Monday, April 18, 2011

Stand up against Israeli apartheid


Socialist Alliance statement April 18, 2011
“Struggles for freedom and justices are fraught with huge moral dilemmas”, said Nobel Laureate and South African anti-apartheid campaigner Bishop Desmond Tutu last year in an address last year to students at the University of Johannesburg who were debating whether to terminate the university's agreement with Ben-Gurion University in Israel (BGU). The university decided to terminate relations with BGU on April 1, 2011.
This same moral dilemma faced Marrickville Council on December 14, 2010, but the majority of councillors (including all four Labor, all five Greens and one independent) voted in favour of joining the global non-violent call to divest and sanction Israel for its apartheid-like treatment of Palestinians.
Supporters of justice for Palestinians were very proud that Marrickville council was the first local government in Australia to take such a stand (even while some unions and church groups had already signed on). This particular council has a proud record of standing up for rights – it has also supported a boycott of Burma for 12 years.

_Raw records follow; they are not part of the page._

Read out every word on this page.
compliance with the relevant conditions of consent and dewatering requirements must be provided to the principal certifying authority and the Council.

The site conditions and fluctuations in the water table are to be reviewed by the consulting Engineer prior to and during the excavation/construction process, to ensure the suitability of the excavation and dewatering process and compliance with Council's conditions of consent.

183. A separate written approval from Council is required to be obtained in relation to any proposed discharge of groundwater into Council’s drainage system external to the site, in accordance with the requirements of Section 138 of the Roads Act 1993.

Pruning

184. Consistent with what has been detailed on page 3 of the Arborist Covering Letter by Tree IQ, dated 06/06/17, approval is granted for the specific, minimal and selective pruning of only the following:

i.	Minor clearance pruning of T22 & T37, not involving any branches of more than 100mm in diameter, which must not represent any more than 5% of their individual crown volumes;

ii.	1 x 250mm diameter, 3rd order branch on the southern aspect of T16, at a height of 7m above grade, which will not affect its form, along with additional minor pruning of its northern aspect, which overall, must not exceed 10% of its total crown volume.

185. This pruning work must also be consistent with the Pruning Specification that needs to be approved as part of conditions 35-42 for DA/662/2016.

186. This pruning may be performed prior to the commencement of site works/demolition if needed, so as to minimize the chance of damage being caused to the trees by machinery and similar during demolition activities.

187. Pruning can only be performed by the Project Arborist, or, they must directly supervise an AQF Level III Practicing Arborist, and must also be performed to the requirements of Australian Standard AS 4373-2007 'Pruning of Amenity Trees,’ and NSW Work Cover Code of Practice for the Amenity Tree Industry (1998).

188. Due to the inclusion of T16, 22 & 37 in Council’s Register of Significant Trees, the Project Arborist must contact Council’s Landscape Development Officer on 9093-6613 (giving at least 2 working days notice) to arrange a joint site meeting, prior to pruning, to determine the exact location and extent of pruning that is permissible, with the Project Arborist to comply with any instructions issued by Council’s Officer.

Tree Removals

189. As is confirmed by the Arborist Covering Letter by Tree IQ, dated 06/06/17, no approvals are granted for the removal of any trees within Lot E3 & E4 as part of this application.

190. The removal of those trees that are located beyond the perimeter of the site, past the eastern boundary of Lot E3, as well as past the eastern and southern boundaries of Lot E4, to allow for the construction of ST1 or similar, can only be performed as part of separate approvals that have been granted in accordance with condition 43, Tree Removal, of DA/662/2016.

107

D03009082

However, for taking a stand, the council has come under an unprecendented attack from apologists for Israel including the reactionary Murdoch media empire, the Jewish Board of Deputies, the ALP, the Coalition and the newly-elected Premier Barry O’Farrell.
Now is the time for supporters of Palestine to take a stand.
First, O’Farrell has no right to threaten to sack a democratically elected council, or to sack one. His threats are about ingratiating his newly-elected government with that small but powerful chorus who believe that noone has the right to criticise Israel. This says a lot about the sort of "community" and "democracy" the O'Farrell government believes in.
Second, the establishment media, along with the ALP and Coalition, have done a thorough job of demonising those councillors, in particular the Greens Mayor Fiona Byrne, for standing up for justice. We now know that she has received death threats. If those opposed to BDS really were sincere in wanting to have a rational debate about the issues, they would be the first to condemn such threats. Yet, there has been a deafening silence from those quarters.
Third, for four months Israeli apologists in the corporate media have done nothing to explain where the BDS call has come from. The campaign against BDS has centered on the unacceptable view that any criticism of Israel is anti-Semitic. Meanwhile, it marginalises pro-Palestine voices who, correctly, point to Israel’s 44-year long occupation of Palestine and its continued flouting of international law as justification for the BDS campaign. These powerful elites are happy for confusion to rein, and for councils to stop taking a stand on human rights. For these elites, councils should do what they’re told to do – nothing more, nothing less.
In 2005, Palestinian civil society decided to call for a non-violent movement based on the principles of human rights, justice, freedom and equality to pressure Israel to heed the call that: “Israel withdraws from all the lands occupied in 1967, including East Jerusalem; removes all its colonies in those lands; agrees to United Nations resolutions relevant to the restitution of Palestinian refugees' rights; and dismantles its system of apartheid”
These demands are firmly based in international law, and by supporting this movement the Marrickville council is espousing its solid commitment to human rights locally and internationally.
Socialist Alliance strongly condemns the Zionist campaign against the Marrickville councillors, and urges councillors to continue to stand up for the basic democractic rights of the Palestinians.
Just as an international campaign helped bolster the efforts of south Africans – Black and white – to force and end to apartheid South Africa, so too an international campaign in the form of boycotts, divestment initiatives and sanctions can exert political pressure on Israel to abide by international law. The Zionists' response to Marrickville council's attempt to discuss it shows just what a powerful weapon BDS can be.
As Sam Wainwright, a Socialist Alliance councillor in the City of Fremantle, put it in an open letter to Marrickville Councillors: “Marrickville Council's support the BDS campaign is consistent with international humanitarian law and the Universal Declaration of Human Rights. Those who mock or condemn you are ignorant, cowards or bullies. Your policy is a positive example for both my and all local governments to follow.”